When To Retire Climbing Gear and Ropes
Unless your carabiners, cams or nuts are corroded, and it doesn't sound as if they are, they are as solid as the day you put them in hibernation. The only problem you might have is dealing with the laughter at the crag when you whip out your museum pieces. Gear has evolved a lot in 10 years and your gear will be heavy and clunky compared to what's available today. Imagine a Flintstone's mobile next to a Honda hybrid and you get my drift. But your gear should work perfectly fine.
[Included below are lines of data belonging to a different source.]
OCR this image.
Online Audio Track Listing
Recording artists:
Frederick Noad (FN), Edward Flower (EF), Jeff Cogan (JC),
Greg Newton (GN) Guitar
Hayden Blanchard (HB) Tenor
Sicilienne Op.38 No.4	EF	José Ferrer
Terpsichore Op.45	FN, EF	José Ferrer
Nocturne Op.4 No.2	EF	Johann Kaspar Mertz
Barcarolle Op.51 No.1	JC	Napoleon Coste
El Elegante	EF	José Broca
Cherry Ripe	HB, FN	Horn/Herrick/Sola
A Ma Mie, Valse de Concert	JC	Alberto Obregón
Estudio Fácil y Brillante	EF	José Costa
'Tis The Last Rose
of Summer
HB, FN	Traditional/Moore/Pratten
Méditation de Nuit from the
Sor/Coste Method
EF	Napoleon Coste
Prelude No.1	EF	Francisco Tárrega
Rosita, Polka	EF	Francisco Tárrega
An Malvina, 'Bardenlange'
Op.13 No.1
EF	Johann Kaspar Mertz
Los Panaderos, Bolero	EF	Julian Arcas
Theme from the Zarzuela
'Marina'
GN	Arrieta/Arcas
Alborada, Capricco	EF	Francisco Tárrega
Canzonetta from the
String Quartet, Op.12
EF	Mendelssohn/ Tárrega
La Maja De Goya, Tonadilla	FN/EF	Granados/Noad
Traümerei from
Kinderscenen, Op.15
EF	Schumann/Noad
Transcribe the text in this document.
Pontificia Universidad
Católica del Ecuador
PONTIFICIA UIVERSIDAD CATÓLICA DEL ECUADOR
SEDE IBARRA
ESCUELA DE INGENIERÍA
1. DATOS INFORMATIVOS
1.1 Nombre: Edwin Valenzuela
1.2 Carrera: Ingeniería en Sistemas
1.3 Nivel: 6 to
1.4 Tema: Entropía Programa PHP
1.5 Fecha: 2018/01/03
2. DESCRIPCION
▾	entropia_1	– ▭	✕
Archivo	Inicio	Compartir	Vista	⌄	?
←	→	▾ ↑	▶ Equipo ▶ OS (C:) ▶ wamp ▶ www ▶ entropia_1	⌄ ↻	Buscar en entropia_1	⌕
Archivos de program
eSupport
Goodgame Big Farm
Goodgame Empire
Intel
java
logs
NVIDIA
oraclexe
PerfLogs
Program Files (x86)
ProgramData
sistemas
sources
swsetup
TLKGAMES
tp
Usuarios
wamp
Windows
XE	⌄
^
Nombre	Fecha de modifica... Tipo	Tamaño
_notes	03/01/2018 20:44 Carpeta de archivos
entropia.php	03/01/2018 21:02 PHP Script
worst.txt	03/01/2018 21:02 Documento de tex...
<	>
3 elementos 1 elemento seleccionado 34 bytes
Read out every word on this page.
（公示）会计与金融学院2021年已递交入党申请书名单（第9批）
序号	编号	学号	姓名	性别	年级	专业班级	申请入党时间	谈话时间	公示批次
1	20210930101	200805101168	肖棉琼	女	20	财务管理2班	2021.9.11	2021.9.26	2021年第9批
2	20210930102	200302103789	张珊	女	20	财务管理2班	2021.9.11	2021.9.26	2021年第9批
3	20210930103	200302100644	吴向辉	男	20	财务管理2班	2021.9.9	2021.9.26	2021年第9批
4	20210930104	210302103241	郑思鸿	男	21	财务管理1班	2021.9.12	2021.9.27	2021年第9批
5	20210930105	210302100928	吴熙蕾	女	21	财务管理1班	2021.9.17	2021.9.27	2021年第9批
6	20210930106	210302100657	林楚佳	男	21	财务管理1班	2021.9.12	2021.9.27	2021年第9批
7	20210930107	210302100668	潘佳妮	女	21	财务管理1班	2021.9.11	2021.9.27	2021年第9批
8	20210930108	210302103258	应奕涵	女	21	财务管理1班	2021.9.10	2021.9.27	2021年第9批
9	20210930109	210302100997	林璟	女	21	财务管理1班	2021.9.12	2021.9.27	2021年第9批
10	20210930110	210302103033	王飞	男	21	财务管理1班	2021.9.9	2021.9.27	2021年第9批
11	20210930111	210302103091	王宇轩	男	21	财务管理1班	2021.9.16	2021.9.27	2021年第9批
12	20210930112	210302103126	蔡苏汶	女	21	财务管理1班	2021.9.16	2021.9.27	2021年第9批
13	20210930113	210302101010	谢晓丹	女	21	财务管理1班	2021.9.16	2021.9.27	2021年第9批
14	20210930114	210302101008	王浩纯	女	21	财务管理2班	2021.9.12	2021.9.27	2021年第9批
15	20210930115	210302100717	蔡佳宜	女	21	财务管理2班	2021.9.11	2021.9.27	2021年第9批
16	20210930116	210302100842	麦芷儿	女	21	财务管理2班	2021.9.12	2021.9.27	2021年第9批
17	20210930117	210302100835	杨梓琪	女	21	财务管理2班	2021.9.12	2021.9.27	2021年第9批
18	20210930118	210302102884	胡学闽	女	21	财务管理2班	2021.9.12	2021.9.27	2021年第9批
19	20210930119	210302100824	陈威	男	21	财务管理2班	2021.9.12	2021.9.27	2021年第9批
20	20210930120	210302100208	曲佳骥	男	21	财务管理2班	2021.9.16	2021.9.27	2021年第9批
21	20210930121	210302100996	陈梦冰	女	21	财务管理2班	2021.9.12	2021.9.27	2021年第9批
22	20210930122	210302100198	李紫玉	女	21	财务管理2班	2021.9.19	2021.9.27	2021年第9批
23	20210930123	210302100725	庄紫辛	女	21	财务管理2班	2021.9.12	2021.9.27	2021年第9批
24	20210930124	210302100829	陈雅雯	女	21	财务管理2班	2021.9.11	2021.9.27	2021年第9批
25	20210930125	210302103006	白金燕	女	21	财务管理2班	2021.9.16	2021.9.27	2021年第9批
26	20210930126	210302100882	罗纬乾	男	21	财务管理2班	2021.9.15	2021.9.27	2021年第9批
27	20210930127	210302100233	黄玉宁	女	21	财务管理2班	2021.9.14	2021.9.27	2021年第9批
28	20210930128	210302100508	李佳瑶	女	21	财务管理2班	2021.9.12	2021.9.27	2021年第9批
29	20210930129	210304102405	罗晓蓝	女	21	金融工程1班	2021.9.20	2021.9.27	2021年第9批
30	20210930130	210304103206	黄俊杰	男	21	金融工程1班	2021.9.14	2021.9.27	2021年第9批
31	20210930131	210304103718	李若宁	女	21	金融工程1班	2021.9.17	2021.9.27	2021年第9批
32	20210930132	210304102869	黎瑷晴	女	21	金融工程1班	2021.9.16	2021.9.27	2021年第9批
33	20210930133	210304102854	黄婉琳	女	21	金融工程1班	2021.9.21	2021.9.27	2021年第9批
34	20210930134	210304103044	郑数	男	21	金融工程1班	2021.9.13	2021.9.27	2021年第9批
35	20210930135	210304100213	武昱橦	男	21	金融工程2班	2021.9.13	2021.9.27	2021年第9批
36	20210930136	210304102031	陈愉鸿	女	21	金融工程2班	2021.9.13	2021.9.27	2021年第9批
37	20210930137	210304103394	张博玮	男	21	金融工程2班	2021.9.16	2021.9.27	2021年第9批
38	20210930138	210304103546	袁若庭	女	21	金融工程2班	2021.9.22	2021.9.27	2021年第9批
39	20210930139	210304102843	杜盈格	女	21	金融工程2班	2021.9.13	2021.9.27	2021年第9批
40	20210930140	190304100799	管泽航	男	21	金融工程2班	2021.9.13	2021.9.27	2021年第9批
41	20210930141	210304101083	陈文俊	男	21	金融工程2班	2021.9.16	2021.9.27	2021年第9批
Your ropes are another matter. Maybe they are OK, but there's no real way to know, short of strapping them into a drop-test tower and breaking them to determine their strength loss over time. Since there isn't a single recorded instance of a rope ever breaking due to just being old, I'd feel comfortable climbing on your cords. The greater consideration is whether they might have been exposed to chemicals such as battery acid, which are real rope killers and common in a garage-storage situation, and/or wear. Cut up and throw away any rope that might have been contaminated, and run both ropes through your hands to feel for soft spots or other irregularities like bite marks from critters. You said that one of the ropes was barely used and neither had held big falls, so I suspect you are good to go with them.
Bear in mind that those 50-meter ropes, while the standard back in the day, will be too short to lower from the anchors on the newer routes established with 60- or even 70-meter lines. I'd relegate them to toproping and fixing, and get lighter and trimmer modern cords, 10mm or just under and at least 60 meters, for leading.